Kardinal Parolin: Es ist die Gnade Gottes, die in den Herzen der Menschen und in den Herzen der jungen Menschen wirkt, aber ich möchte betonen, dass es drei Momente der Begegnung gibt, die mir sehr wichtig erscheinen. Der erste ist das Hören auf den Herrn, auf seinen Ruf. Ein besonders wichtiger Moment in diesem Sinne ist die Vigil, die Feier am Samstagabend, bei der wir auch eine Zeit der eucharistischen Anbetung erleben. Dem Herrn in der Eucharistie zu begegnen und sich von ihm in der Eucharistie begegnen zu lassen, bedeutet, bereit zu sein, auch auf sein Wort zu hören: Es findet eine Begegnung statt, die das Leben vieler junger Menschen wirklich verändern kann.

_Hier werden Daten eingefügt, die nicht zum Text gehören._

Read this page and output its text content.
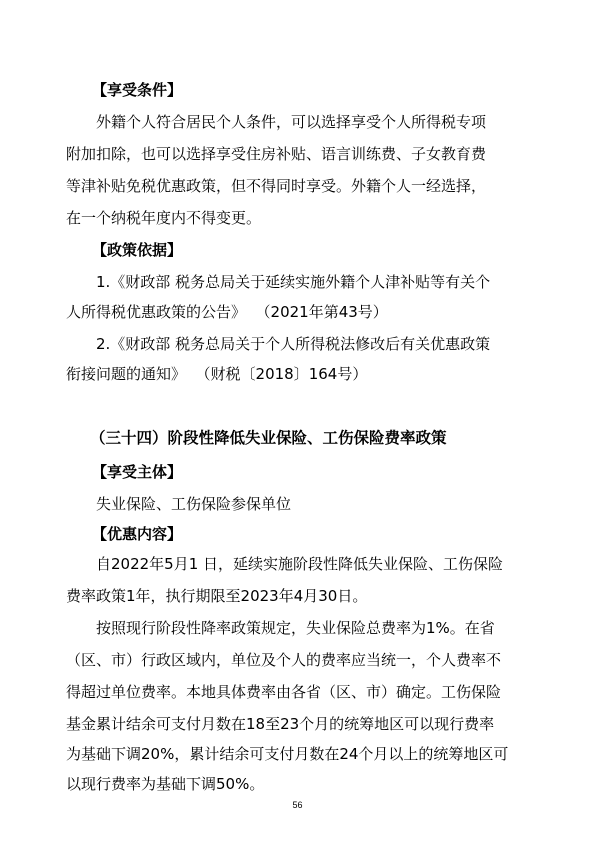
【享受条件】
外籍个人符合居民个人条件，可以选择享受个人所得税专项
附加扣除，也可以选择享受住房补贴、语言训练费、子女教育费
等津补贴免税优惠政策，但不得同时享受。外籍个人一经选择，
在一个纳税年度内不得变更。
【政策依据】
1.《财政部 税务总局关于延续实施外籍个人津补贴等有关个
人所得税优惠政策的公告》  （2021年第43号）
2.《财政部 税务总局关于个人所得税法修改后有关优惠政策
衔接问题的通知》  （财税〔2018〕164号）
（三十四）阶段性降低失业保险、工伤保险费率政策
【享受主体】
失业保险、工伤保险参保单位
【优惠内容】
自2022年5月1 日，延续实施阶段性降低失业保险、工伤保险
费率政策1年，执行期限至2023年4月30日。
按照现行阶段性降率政策规定，失业保险总费率为1%。在省
（区、市）行政区域内，单位及个人的费率应当统一，个人费率不
得超过单位费率。本地具体费率由各省（区、市）确定。工伤保险
基金累计结余可支付月数在18至23个月的统筹地区可以现行费率
为基础下调20%，累计结余可支付月数在24个月以上的统筹地区可
以现行费率为基础下调50%。
56
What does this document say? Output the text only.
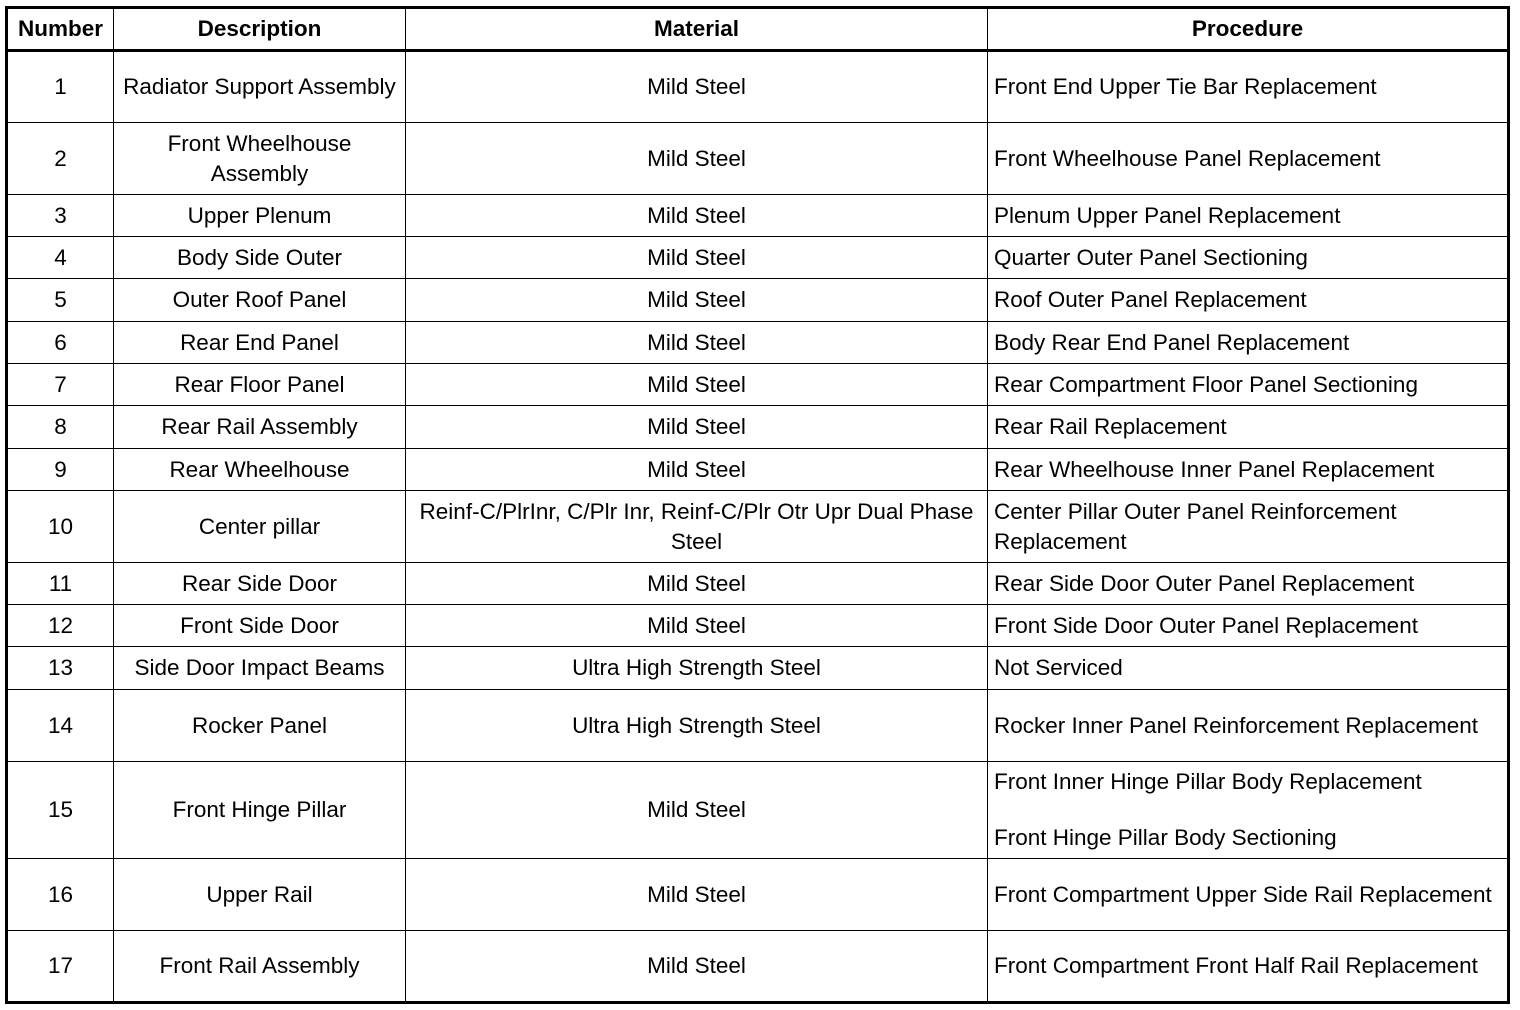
Number	Description	Material	Procedure
1	Radiator Support Assembly	Mild Steel	Front End Upper Tie Bar Replacement

2	Front Wheelhouse Assembly	Mild Steel	Front Wheelhouse Panel Replacement

3	Upper Plenum	Mild Steel	Plenum Upper Panel Replacement

4	Body Side Outer	Mild Steel	Quarter Outer Panel Sectioning

5	Outer Roof Panel	Mild Steel	Roof Outer Panel Replacement

6	Rear End Panel	Mild Steel	Body Rear End Panel Replacement

7	Rear Floor Panel	Mild Steel	Rear Compartment Floor Panel Sectioning

8	Rear Rail Assembly	Mild Steel	Rear Rail Replacement

9	Rear Wheelhouse	Mild Steel	Rear Wheelhouse Inner Panel Replacement

10	Center pillar	Reinf-C/PlrInr, C/Plr Inr, Reinf-C/Plr Otr Upr Dual Phase Steel	Center Pillar Outer Panel Reinforcement Replacement

11	Rear Side Door	Mild Steel	Rear Side Door Outer Panel Replacement

12	Front Side Door	Mild Steel	Front Side Door Outer Panel Replacement

13	Side Door Impact Beams	Ultra High Strength Steel	Not Serviced

14	Rocker Panel	Ultra High Strength Steel	Rocker Inner Panel Reinforcement Replacement

15	Front Hinge Pillar	Mild Steel	Front Inner Hinge Pillar Body Replacement
Front Hinge Pillar Body Sectioning

16	Upper Rail	Mild Steel	Front Compartment Upper Side Rail Replacement

17	Front Rail Assembly	Mild Steel	Front Compartment Front Half Rail Replacement
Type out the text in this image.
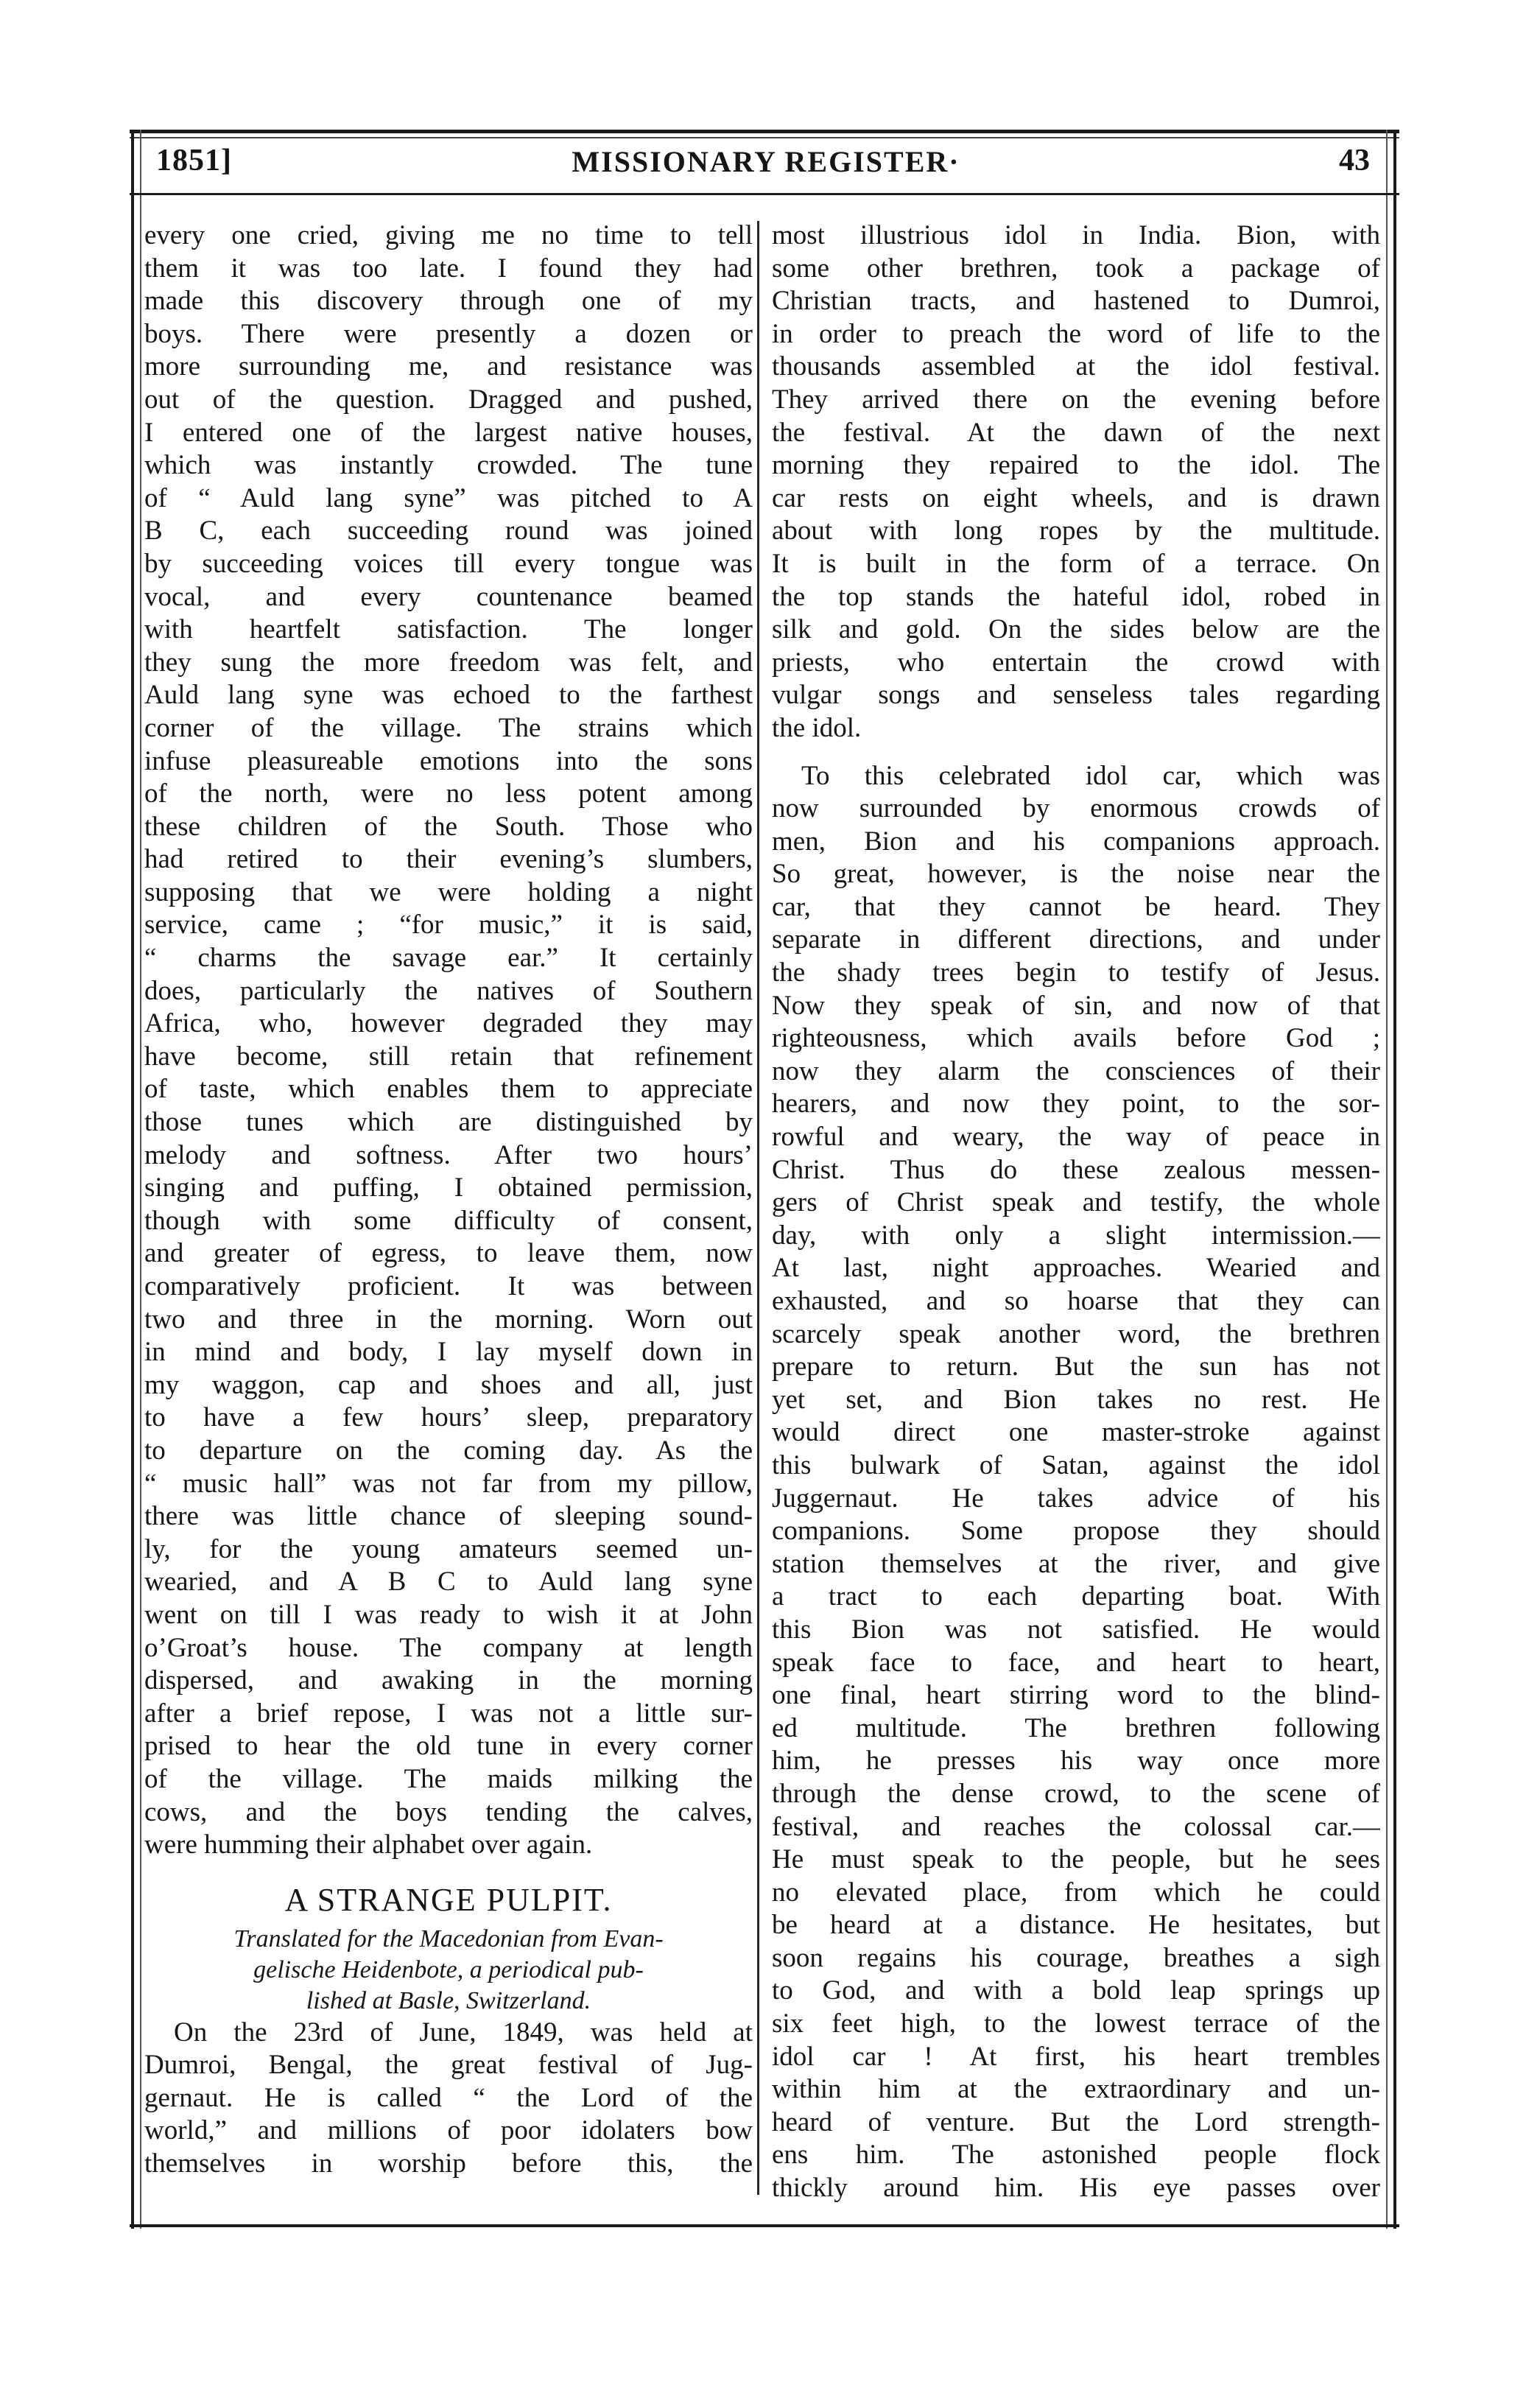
1851]	MISSIONARY REGISTER·	43
every one cried, giving me no time to tell
them it was too late. I found they had
made this discovery through one of my
boys. There were presently a dozen or
more surrounding me, and resistance was
out of the question. Dragged and pushed,
I entered one of the largest native houses,
which was instantly crowded. The tune
of “ Auld lang syne” was pitched to A
B C, each succeeding round was joined
by succeeding voices till every tongue was
vocal, and every countenance beamed
with heartfelt satisfaction. The longer
they sung the more freedom was felt, and
Auld lang syne was echoed to the farthest
corner of the village. The strains which
infuse pleasureable emotions into the sons
of the north, were no less potent among
these children of the South. Those who
had retired to their evening’s slumbers,
supposing that we were holding a night
service, came ; “for music,” it is said,
“ charms the savage ear.” It certainly
does, particularly the natives of Southern
Africa, who, however degraded they may
have become, still retain that refinement
of taste, which enables them to appreciate
those tunes which are distinguished by
melody and softness. After two hours’
singing and puffing, I obtained permission,
though with some difficulty of consent,
and greater of egress, to leave them, now
comparatively proficient. It was between
two and three in the morning. Worn out
in mind and body, I lay myself down in
my waggon, cap and shoes and all, just
to have a few hours’ sleep, preparatory
to departure on the coming day. As the
“ music hall” was not far from my pillow,
there was little chance of sleeping sound-
ly, for the young amateurs seemed un-
wearied, and A B C to Auld lang syne
went on till I was ready to wish it at John
o’Groat’s house. The company at length
dispersed, and awaking in the morning
after a brief repose, I was not a little sur-
prised to hear the old tune in every corner
of the village. The maids milking the
cows, and the boys tending the calves,
were humming their alphabet over again.
A STRANGE PULPIT.
Translated for the Macedonian from Evan-
gelische Heidenbote, a periodical pub-
lished at Basle, Switzerland.
On the 23rd of June, 1849, was held at
Dumroi, Bengal, the great festival of Jug-
gernaut. He is called “ the Lord of the
world,” and millions of poor idolaters bow
themselves in worship before this, the
most illustrious idol in India. Bion, with
some other brethren, took a package of
Christian tracts, and hastened to Dumroi,
in order to preach the word of life to the
thousands assembled at the idol festival.
They arrived there on the evening before
the festival. At the dawn of the next
morning they repaired to the idol. The
car rests on eight wheels, and is drawn
about with long ropes by the multitude.
It is built in the form of a terrace. On
the top stands the hateful idol, robed in
silk and gold. On the sides below are the
priests, who entertain the crowd with
vulgar songs and senseless tales regarding
the idol.
To this celebrated idol car, which was
now surrounded by enormous crowds of
men, Bion and his companions approach.
So great, however, is the noise near the
car, that they cannot be heard. They
separate in different directions, and under
the shady trees begin to testify of Jesus.
Now they speak of sin, and now of that
righteousness, which avails before God ;
now they alarm the consciences of their
hearers, and now they point, to the sor-
rowful and weary, the way of peace in
Christ. Thus do these zealous messen-
gers of Christ speak and testify, the whole
day, with only a slight intermission.—
At last, night approaches. Wearied and
exhausted, and so hoarse that they can
scarcely speak another word, the brethren
prepare to return. But the sun has not
yet set, and Bion takes no rest. He
would direct one master-stroke against
this bulwark of Satan, against the idol
Juggernaut. He takes advice of his
companions. Some propose they should
station themselves at the river, and give
a tract to each departing boat. With
this Bion was not satisfied. He would
speak face to face, and heart to heart,
one final, heart stirring word to the blind-
ed multitude. The brethren following
him, he presses his way once more
through the dense crowd, to the scene of
festival, and reaches the colossal car.—
He must speak to the people, but he sees
no elevated place, from which he could
be heard at a distance. He hesitates, but
soon regains his courage, breathes a sigh
to God, and with a bold leap springs up
six feet high, to the lowest terrace of the
idol car ! At first, his heart trembles
within him at the extraordinary and un-
heard of venture. But the Lord strength-
ens him. The astonished people flock
thickly around him. His eye passes over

Der zweite Moment des Zuhörens ist das Zuhören auf den Papst. Wir wissen, wie sehr der Papst die Fähigkeit hat, mit Jugendlichen in Kontakt zu treten und sich auf sie einzustellen, wie sehr er in der Lage ist, zu ihnen zu sprechen, ihnen Worte zu sagen, die sie aufrütteln, sie ermutigen, sie anregen können, ihr Bestes zu geben. Auch die Begegnung mit dem Nachfolger Petri, als Zeuge und Lehrer des Glaubens, kann zu einem Wendepunkt im Leben junger Menschen werden.
Und der dritte Moment ist der der Begegnung und des Zuhörens der Jugendlichen untereinander: Jeder Weltjugendtag ist auch eine Gelegenheit, wie ich schon sagte, Jugendliche aus anderen Ländern zu treffen, um zu entdecken, wie Gleichaltrige ihre Unterschiede leben und wie sie sich gegenseitig bereichern können.
Radio Vatikan: Was sollen wir den vielen jungen Menschen sagen, die nicht in Lissabon sein können, obwohl sie gerne dabei wären?
Kardinal Parolin: Es wird ja möglich sein, den WJT über die Medien zu verfolgen. Diejenigen, die - aus verschiedenen Gründen - nicht nach Lissabon fahren können, lade ich ein, sich geistig mit dem Papst und den Gleichaltrigen, die in Portugal sind, zu vereinen und diese Erfahrung, wenn auch aus der Ferne, intensiv zu leben, indem sie mit ihnen und für sie beten, für diejenigen, die in Lissabon sind. Und so können auch sie sich als lebendiger Teil dieses Weltjugendtags fühlen!
Abschließend möchte ich noch sagen, dass, wie der Heilige Vater einmal formuliert hat, die Weltjugendtage kein ‚Feuerwerk‘ sind, d.h. Momente der Begeisterung, vielleicht der großen Begeisterung, die aber in sich selbst verschlossen bleiben: Sie reichen nicht aus, sondern müssen in die normale Jugendarbeit integriert werden. Deshalb sollte es vor jedem Weltjugendtag eine pastorale Arbeit der Diözesen und Pfarreien geben, die dann auch hinterher weiterverfolgt werden muss. Ich glaube, dass in dieser Zeit alle Jugendlichen, auch diejenigen, die nicht in Lissabon dabei sein können, sich einbezogen und als Protagonisten fühlen sollten.